The favorite mobile lunch spot gets an upgrade.
FOOD TRUCKS may be riding the Twitter-crazed foodie wave, but their design hasn’t yet caught up. They plug along in old mail trucks and standard food carts, which are functional but boxy. They’re expensive, too: A new ride from AA Cater Truck, the largest American manufacturer of food trucks, goes for $124,000 and can top $250,000 with modifications.
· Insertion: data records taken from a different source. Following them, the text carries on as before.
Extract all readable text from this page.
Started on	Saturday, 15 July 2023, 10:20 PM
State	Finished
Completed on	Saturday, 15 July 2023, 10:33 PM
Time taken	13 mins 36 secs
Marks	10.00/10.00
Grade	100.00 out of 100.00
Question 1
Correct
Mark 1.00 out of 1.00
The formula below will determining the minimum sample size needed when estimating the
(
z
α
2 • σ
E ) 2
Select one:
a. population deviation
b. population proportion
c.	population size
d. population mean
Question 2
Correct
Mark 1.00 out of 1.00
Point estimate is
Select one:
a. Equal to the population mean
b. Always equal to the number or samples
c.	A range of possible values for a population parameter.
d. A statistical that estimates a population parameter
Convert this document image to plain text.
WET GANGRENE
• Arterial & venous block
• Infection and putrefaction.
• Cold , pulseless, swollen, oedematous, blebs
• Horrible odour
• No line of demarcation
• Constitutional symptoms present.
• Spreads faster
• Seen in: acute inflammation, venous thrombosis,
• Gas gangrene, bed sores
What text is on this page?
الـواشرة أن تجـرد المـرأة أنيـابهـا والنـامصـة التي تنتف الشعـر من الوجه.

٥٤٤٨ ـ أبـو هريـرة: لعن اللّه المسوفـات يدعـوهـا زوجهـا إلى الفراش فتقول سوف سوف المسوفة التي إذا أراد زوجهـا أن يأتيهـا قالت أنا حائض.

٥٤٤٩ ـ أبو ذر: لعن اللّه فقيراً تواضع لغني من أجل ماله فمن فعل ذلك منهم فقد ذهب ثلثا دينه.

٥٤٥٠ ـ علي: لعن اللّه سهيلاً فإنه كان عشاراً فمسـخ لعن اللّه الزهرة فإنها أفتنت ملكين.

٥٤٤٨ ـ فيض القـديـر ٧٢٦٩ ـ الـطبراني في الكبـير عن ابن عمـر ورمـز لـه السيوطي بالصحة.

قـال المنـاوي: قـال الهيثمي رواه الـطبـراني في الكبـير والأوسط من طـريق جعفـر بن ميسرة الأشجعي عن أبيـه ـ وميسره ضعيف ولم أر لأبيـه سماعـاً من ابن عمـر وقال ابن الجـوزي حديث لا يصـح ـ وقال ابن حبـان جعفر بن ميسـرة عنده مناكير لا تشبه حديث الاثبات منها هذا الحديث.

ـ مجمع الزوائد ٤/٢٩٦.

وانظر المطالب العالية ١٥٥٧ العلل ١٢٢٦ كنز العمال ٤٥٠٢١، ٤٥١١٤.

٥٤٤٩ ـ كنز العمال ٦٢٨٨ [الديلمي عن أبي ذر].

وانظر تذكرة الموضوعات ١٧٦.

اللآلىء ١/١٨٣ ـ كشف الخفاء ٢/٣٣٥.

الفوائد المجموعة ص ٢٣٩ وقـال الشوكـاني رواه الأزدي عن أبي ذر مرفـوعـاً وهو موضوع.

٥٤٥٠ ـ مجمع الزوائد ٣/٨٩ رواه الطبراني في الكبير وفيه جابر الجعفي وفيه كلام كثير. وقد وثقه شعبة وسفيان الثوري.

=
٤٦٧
In a quest for a true Transformers-meets-foodie marvel, we tapped owners and designers to rethink the restaurant on wheels. “It means thinking about compact spaciousness,” says architect Jennifer Siegal, who taught a class on food-truck design at the University of Southern California last fall. “Making it more of a place instead of, essentially, a hole in the wall.”
Heating
To keep people flocking to trucks in colder months, Thomas DeGeest, founder of New York’s Wafels & Dinges, would install heat lamps
[1]. “In the winter, our business really slows down,” he says.
Seating
No more trudging back to the office with lukewarm food thanks to tables and chairs [2], which make the truck what Siegal calls an “expandable space.” One of her students, Vikki Chan, imagined a mozzarella-serving truck with slide-out tables. “The elasticity of the ingredient is reflected through the shell that allows the section to extend,” Chan says.
Display case
With a display case that juts out from the truck [3],customers can check out their options while in line, cutting ordering time. That already works for Beverly Hills-based cupcake-truck Sprinklesmobile, says designer Andrea Lenardin. “It became clear that the display had to position itself right in the customer’s space.”
Solar panels
Lenardin dreams of a truck with photovoltaic cells on its roof [4]. That bonus energy could make it easier to keep many appliances running at once, says Natasha Case, co-owner of ice-cream truck Coolhaus in L.A. For an extra punch of green energy, the truck’s fuel would be replaced by cooking oil after it’s been used to fry crispy treats.